Паруса, разорванные в клочья. Неизвестные катастрофы русского парусного флота в XVIII–XIX вв
Шрифт:
Вести, с которыми вернулся Юсуф-ага, были неутешительны. Буквально за несколько дней до прихода пленников в Константинополь турецкую столицу покинул со всем составом посольства посол Иван Романович Италийский. Теперь покровительства и защиты ждать было уже не от кого.
— Теперь вас всех отправят в тюрьму! — с притворным участием сообщил Юсуф-ага. — А янычары ограбят вас до полной наготы! Поэтому самое лучшее будет для вас отдать мне все имеемые при вас деньги и вещи. Через три дня я вам все верну в сохранности!
Кологривов сдержанно поблагодарил конвойного агу за «заботу», извинился, что ни он, ни его люди ничего сдать на хранение не могут,
Вскоре появились и янычары. В сравнении с ними мародеры Юсуф-аги были сущими агнцами. Бритоголовые и бородатые, с закрученными усами и в высоченных островерхих тюрбанах, янычары были настроены зверски. Держа в левой руке обнаженные ятаганы, правой они вели пленников по одному за воротник.

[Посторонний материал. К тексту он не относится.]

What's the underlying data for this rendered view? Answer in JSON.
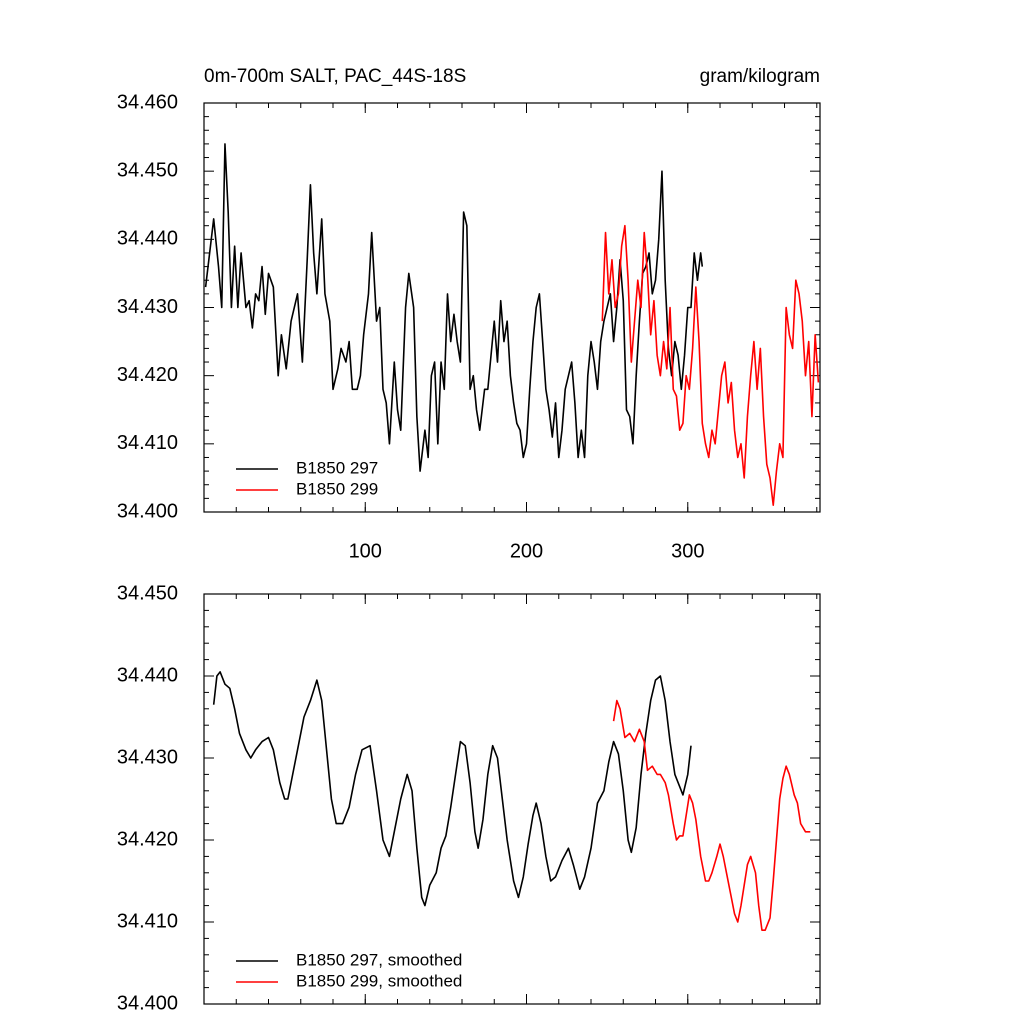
{
  "chart_data": [
    {
      "type": "line",
      "title": "0m-700m SALT, PAC_44S-18S",
      "units": "gram/kilogram",
      "xlim": [
        0,
        382
      ],
      "xticks": [
        100,
        200,
        300
      ],
      "ylim": [
        34.4,
        34.46
      ],
      "yticks": [
        {
          "value": 34.4,
          "label": "34.400"
        },
        {
          "value": 34.41,
          "label": "34.410"
        },
        {
          "value": 34.42,
          "label": "34.420"
        },
        {
          "value": 34.43,
          "label": "34.430"
        },
        {
          "value": 34.44,
          "label": "34.440"
        },
        {
          "value": 34.45,
          "label": "34.450"
        },
        {
          "value": 34.46,
          "label": "34.460"
        }
      ],
      "legend": "lower left",
      "series": [
        {
          "name": "B1850 297",
          "color": "#000000",
          "x": [
            1,
            3,
            6,
            9,
            11,
            13,
            15,
            17,
            19,
            21,
            23,
            26,
            28,
            30,
            32,
            34,
            36,
            38,
            40,
            43,
            46,
            48,
            51,
            54,
            58,
            61,
            64,
            66,
            68,
            70,
            73,
            75,
            78,
            80,
            83,
            85,
            88,
            90,
            92,
            95,
            97,
            99,
            102,
            104,
            107,
            109,
            111,
            113,
            115,
            118,
            120,
            122,
            125,
            127,
            130,
            132,
            134,
            137,
            139,
            141,
            143,
            145,
            147,
            149,
            151,
            153,
            155,
            157,
            159,
            161,
            163,
            165,
            167,
            169,
            171,
            174,
            176,
            178,
            180,
            182,
            184,
            186,
            188,
            190,
            192,
            194,
            196,
            198,
            200,
            202,
            204,
            206,
            208,
            210,
            212,
            214,
            216,
            218,
            220,
            222,
            224,
            226,
            228,
            230,
            232,
            234,
            236,
            238,
            240,
            242,
            244,
            246,
            248,
            250,
            252,
            254,
            256,
            258,
            260,
            262,
            264,
            266,
            268,
            270,
            272,
            274,
            276,
            278,
            280,
            282,
            284,
            286,
            288,
            290,
            292,
            294,
            296,
            298,
            300,
            302,
            304,
            306,
            308,
            309
          ],
          "values": [
            34.433,
            34.437,
            34.443,
            34.436,
            34.43,
            34.454,
            34.444,
            34.43,
            34.439,
            34.43,
            34.438,
            34.43,
            34.431,
            34.427,
            34.432,
            34.431,
            34.436,
            34.429,
            34.435,
            34.433,
            34.42,
            34.426,
            34.421,
            34.428,
            34.432,
            34.422,
            34.437,
            34.448,
            34.438,
            34.432,
            34.443,
            34.432,
            34.428,
            34.418,
            34.421,
            34.424,
            34.422,
            34.425,
            34.418,
            34.418,
            34.42,
            34.426,
            34.432,
            34.441,
            34.428,
            34.43,
            34.418,
            34.416,
            34.41,
            34.422,
            34.415,
            34.412,
            34.43,
            34.435,
            34.43,
            34.414,
            34.406,
            34.412,
            34.408,
            34.42,
            34.422,
            34.41,
            34.422,
            34.418,
            34.432,
            34.425,
            34.429,
            34.425,
            34.422,
            34.444,
            34.442,
            34.418,
            34.42,
            34.415,
            34.412,
            34.418,
            34.418,
            34.423,
            34.428,
            34.422,
            34.431,
            34.425,
            34.428,
            34.42,
            34.416,
            34.413,
            34.412,
            34.408,
            34.41,
            34.418,
            34.425,
            34.43,
            34.432,
            34.425,
            34.418,
            34.415,
            34.411,
            34.416,
            34.408,
            34.412,
            34.418,
            34.42,
            34.422,
            34.416,
            34.408,
            34.412,
            34.408,
            34.42,
            34.425,
            34.422,
            34.418,
            34.425,
            34.428,
            34.43,
            34.432,
            34.425,
            34.43,
            34.437,
            34.431,
            34.415,
            34.414,
            34.41,
            34.42,
            34.428,
            34.435,
            34.436,
            34.438,
            34.432,
            34.434,
            34.44,
            34.45,
            34.434,
            34.424,
            34.42,
            34.425,
            34.423,
            34.418,
            34.423,
            34.43,
            34.43,
            34.438,
            34.434,
            34.438,
            34.436
          ]
        },
        {
          "name": "B1850 299",
          "color": "#ff0000",
          "x": [
            247,
            249,
            251,
            253,
            255,
            257,
            259,
            261,
            263,
            265,
            267,
            269,
            271,
            273,
            275,
            277,
            279,
            281,
            283,
            285,
            287,
            289,
            291,
            293,
            295,
            297,
            299,
            301,
            303,
            305,
            307,
            309,
            311,
            313,
            315,
            317,
            319,
            321,
            323,
            325,
            327,
            329,
            331,
            333,
            335,
            337,
            339,
            341,
            343,
            345,
            347,
            349,
            351,
            353,
            355,
            357,
            359,
            361,
            363,
            365,
            367,
            369,
            371,
            373,
            375,
            377,
            379,
            381
          ],
          "values": [
            34.428,
            34.441,
            34.432,
            34.437,
            34.43,
            34.432,
            34.439,
            34.442,
            34.434,
            34.422,
            34.428,
            34.434,
            34.43,
            34.441,
            34.435,
            34.426,
            34.431,
            34.423,
            34.42,
            34.425,
            34.421,
            34.43,
            34.418,
            34.417,
            34.412,
            34.413,
            34.42,
            34.418,
            34.424,
            34.433,
            34.425,
            34.413,
            34.41,
            34.408,
            34.412,
            34.41,
            34.415,
            34.42,
            34.422,
            34.416,
            34.419,
            34.412,
            34.408,
            34.41,
            34.405,
            34.414,
            34.42,
            34.425,
            34.418,
            34.424,
            34.414,
            34.407,
            34.405,
            34.401,
            34.406,
            34.41,
            34.408,
            34.43,
            34.426,
            34.424,
            34.434,
            34.432,
            34.428,
            34.42,
            34.425,
            34.414,
            34.426,
            34.419
          ]
        }
      ]
    },
    {
      "type": "line",
      "xlim": [
        0,
        382
      ],
      "ylim": [
        34.4,
        34.45
      ],
      "yticks": [
        {
          "value": 34.4,
          "label": "34.400"
        },
        {
          "value": 34.41,
          "label": "34.410"
        },
        {
          "value": 34.42,
          "label": "34.420"
        },
        {
          "value": 34.43,
          "label": "34.430"
        },
        {
          "value": 34.44,
          "label": "34.440"
        },
        {
          "value": 34.45,
          "label": "34.450"
        }
      ],
      "legend": "lower left",
      "series": [
        {
          "name": "B1850 297, smoothed",
          "color": "#000000",
          "x": [
            6,
            8,
            10,
            13,
            16,
            19,
            22,
            26,
            29,
            32,
            36,
            40,
            43,
            47,
            50,
            52,
            55,
            58,
            62,
            66,
            70,
            73,
            76,
            79,
            82,
            86,
            90,
            94,
            98,
            103,
            107,
            111,
            115,
            118,
            122,
            126,
            129,
            132,
            135,
            137,
            140,
            144,
            147,
            150,
            153,
            156,
            159,
            162,
            165,
            168,
            170,
            173,
            176,
            179,
            182,
            185,
            188,
            192,
            195,
            198,
            201,
            204,
            206,
            209,
            212,
            215,
            218,
            222,
            226,
            229,
            233,
            236,
            240,
            244,
            248,
            251,
            254,
            257,
            260,
            263,
            265,
            268,
            271,
            274,
            277,
            280,
            283,
            286,
            289,
            292,
            295,
            297,
            300,
            302
          ],
          "values": [
            34.4365,
            34.44,
            34.4405,
            34.439,
            34.4385,
            34.436,
            34.433,
            34.431,
            34.43,
            34.431,
            34.432,
            34.4325,
            34.431,
            34.427,
            34.425,
            34.425,
            34.428,
            34.431,
            34.435,
            34.437,
            34.4395,
            34.437,
            34.431,
            34.425,
            34.422,
            34.422,
            34.424,
            34.428,
            34.431,
            34.4315,
            34.426,
            34.42,
            34.418,
            34.421,
            34.425,
            34.428,
            34.426,
            34.419,
            34.413,
            34.412,
            34.4145,
            34.416,
            34.419,
            34.4205,
            34.424,
            34.428,
            34.432,
            34.4315,
            34.427,
            34.421,
            34.419,
            34.4225,
            34.428,
            34.4315,
            34.43,
            34.425,
            34.42,
            34.415,
            34.413,
            34.4155,
            34.4195,
            34.423,
            34.4245,
            34.422,
            34.418,
            34.415,
            34.4155,
            34.4175,
            34.419,
            34.417,
            34.414,
            34.4155,
            34.419,
            34.4245,
            34.426,
            34.4295,
            34.432,
            34.4305,
            34.426,
            34.42,
            34.4185,
            34.4215,
            34.428,
            34.433,
            34.437,
            34.4395,
            34.44,
            34.437,
            34.432,
            34.428,
            34.4265,
            34.4255,
            34.428,
            34.4315
          ]
        },
        {
          "name": "B1850 299, smoothed",
          "color": "#ff0000",
          "x": [
            254,
            256,
            258,
            261,
            264,
            267,
            270,
            273,
            275,
            278,
            281,
            283,
            286,
            288,
            291,
            293,
            295,
            297,
            299,
            301,
            303,
            305,
            308,
            311,
            313,
            315,
            318,
            320,
            322,
            324,
            327,
            329,
            331,
            333,
            335,
            337,
            339,
            342,
            344,
            346,
            348,
            351,
            353,
            355,
            357,
            359,
            361,
            363,
            366,
            368,
            370,
            373,
            376
          ],
          "values": [
            34.4345,
            34.437,
            34.436,
            34.4325,
            34.433,
            34.432,
            34.4335,
            34.432,
            34.4285,
            34.429,
            34.428,
            34.428,
            34.427,
            34.4255,
            34.422,
            34.42,
            34.4205,
            34.4205,
            34.423,
            34.4255,
            34.4245,
            34.4225,
            34.418,
            34.415,
            34.415,
            34.416,
            34.418,
            34.4195,
            34.418,
            34.416,
            34.413,
            34.411,
            34.41,
            34.412,
            34.4145,
            34.417,
            34.418,
            34.416,
            34.412,
            34.409,
            34.409,
            34.4105,
            34.415,
            34.42,
            34.425,
            34.4275,
            34.429,
            34.428,
            34.4255,
            34.4245,
            34.422,
            34.421,
            34.421
          ]
        }
      ]
    }
  ]
}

Бедного судового доктора Гейзлера, который, несмотря на все издевательства и побои, так и не снял своей знаменитой треуголки, окружили сразу семеро. Янычары, глянув на докторскую шляпу, также решили, что ее обладатель является самым опасным из пленников. Обросшие и грязные, босые, в рубище. Вместо одежды, моряки едва волокли ноги, пинаемые злорадными слугами ислама. Сами же янычары шествовали с такой гордостью, словно это именно они в жесточайшей схватке пленили столь большое количество неверных.
Улицы города были битком набиты народом. На пленных московитов (зрелище само по себе в Турции весьма нечастое) собрались поглазеть все от мала до велика. В моряков турки по своему всегдашнему обычаю плевались и бросались камнями, то и дело порывались бить палками. Каждый старался превзойти остальных в своей показной ненависти, а значит, и в своей любви к султану. Хуже всех здесь опять же пришлось несчастному доктору, которого из-за его шляпы лупили больше, чем остальных.
— Да выкиньте вы ее к такой-то матери! — кричали доктору все, от командира до последнего матроса. — На кой ляд она вам сдалась! Забьют же!
Но упрямый Гейзлер стоически оставался верным любимой шляпе.
Наконец пленников привели ко дворцу великого визиря. Последний тоже не отказал себе в удовольствии поглядеть на униженных россиян. Выйдя на балкон, он, оглядев моряков, а затем, подав какой-то знак взмахом платка, удалился. Пленных тотчас погнали куда-то по улицам дальше. Доведя до пристани, посадили в баржи и переправили на азиатский берег, в Галату.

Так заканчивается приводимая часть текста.